When You Need the Bigger Picture: describe on Other Resources
Don’t limit describe to just pods. It’s your diagnostic tool for the entire cluster. Is a pod stuck in Pending? Describe the pod to see the scheduling error. Still confused? Describe the node it’s supposed to land on.
kubectl describe node node-01
Look at the Allocatable vs. Allocated resources section. Is there actually CPU free? Is there a pesky NoExecute taint that’s evicting your pods without you realizing it? The node’s describe output will show you all of that.
Is your service not getting an IP? Describe it.
kubectl describe service my-broken-service
Look for Endpoints: <none>. This is Kubernetes’ polite way of saying “I have no idea what pods you’re talking about.” This almost always means your service’s selector labels don’t match any pods. It’s a label typo. It’s always a label typo. Go check them. I’ll wait.
Best Practices and the Obvious-but-Crucial
First, always use kubectl get pods --show-labels. This is the fastest way to verify that your pod has the labels your service expects. It’s the binoculars you use before you even fire the describe cannon.
Second, the output of describe and logs can be huge. Don’t just scroll aimlessly. Use grep or the -A / -B flags to isolate the problem.
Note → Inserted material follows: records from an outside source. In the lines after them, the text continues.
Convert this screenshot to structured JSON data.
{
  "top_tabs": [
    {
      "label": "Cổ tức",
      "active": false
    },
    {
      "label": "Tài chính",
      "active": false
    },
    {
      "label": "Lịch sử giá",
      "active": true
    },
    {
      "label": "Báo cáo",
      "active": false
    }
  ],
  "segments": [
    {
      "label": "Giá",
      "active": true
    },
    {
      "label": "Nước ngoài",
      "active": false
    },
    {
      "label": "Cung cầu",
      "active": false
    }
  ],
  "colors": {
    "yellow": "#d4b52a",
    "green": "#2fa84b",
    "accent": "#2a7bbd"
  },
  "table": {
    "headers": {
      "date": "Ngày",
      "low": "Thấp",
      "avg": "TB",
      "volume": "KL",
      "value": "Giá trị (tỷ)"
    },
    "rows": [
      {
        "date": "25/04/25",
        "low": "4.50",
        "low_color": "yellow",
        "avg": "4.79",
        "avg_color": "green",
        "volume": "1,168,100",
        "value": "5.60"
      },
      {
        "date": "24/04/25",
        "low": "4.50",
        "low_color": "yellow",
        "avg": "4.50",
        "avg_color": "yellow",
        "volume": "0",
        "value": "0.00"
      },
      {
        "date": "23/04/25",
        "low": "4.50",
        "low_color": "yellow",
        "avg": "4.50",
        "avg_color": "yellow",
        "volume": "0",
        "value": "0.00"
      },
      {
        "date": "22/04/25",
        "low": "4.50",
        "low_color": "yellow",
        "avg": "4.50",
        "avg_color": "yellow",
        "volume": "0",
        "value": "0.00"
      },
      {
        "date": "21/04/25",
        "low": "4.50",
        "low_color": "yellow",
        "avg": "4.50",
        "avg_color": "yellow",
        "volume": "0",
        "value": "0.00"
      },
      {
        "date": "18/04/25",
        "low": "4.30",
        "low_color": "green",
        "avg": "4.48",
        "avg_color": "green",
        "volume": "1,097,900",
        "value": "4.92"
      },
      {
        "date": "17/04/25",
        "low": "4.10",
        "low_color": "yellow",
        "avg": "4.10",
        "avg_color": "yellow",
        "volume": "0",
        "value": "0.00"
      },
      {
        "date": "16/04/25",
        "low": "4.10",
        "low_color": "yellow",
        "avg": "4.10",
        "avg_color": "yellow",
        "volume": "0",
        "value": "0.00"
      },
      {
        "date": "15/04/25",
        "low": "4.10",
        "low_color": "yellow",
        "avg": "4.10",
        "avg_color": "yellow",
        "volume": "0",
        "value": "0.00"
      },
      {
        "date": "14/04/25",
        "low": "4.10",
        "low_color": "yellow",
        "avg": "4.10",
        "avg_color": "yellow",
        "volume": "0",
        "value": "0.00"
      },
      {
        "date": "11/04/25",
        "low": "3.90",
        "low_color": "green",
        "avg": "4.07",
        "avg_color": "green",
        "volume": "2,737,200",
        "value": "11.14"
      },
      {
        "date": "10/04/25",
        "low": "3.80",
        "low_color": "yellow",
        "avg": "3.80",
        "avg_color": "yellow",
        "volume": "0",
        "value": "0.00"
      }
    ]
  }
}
Looking for errors?
kubectl describe pod my-pod | grep -A 5 -B 5 -i "error\|fail"
Third, remember that logs are ephemeral by default. They live and die with the pod. For anything remotely important, you need a real logging solution that ingests logs from every pod and node. But for the love of all that is holy, use kubectl logs for your initial debugging. It’s the fastest feedback loop you have.
Combining these two commands—describe to understand the cluster’s plan and logs to see the application’s reality—is how you move from blindly guessing to systematically dismantling a problem. Now go fix that pod. It’s not going to debug itself.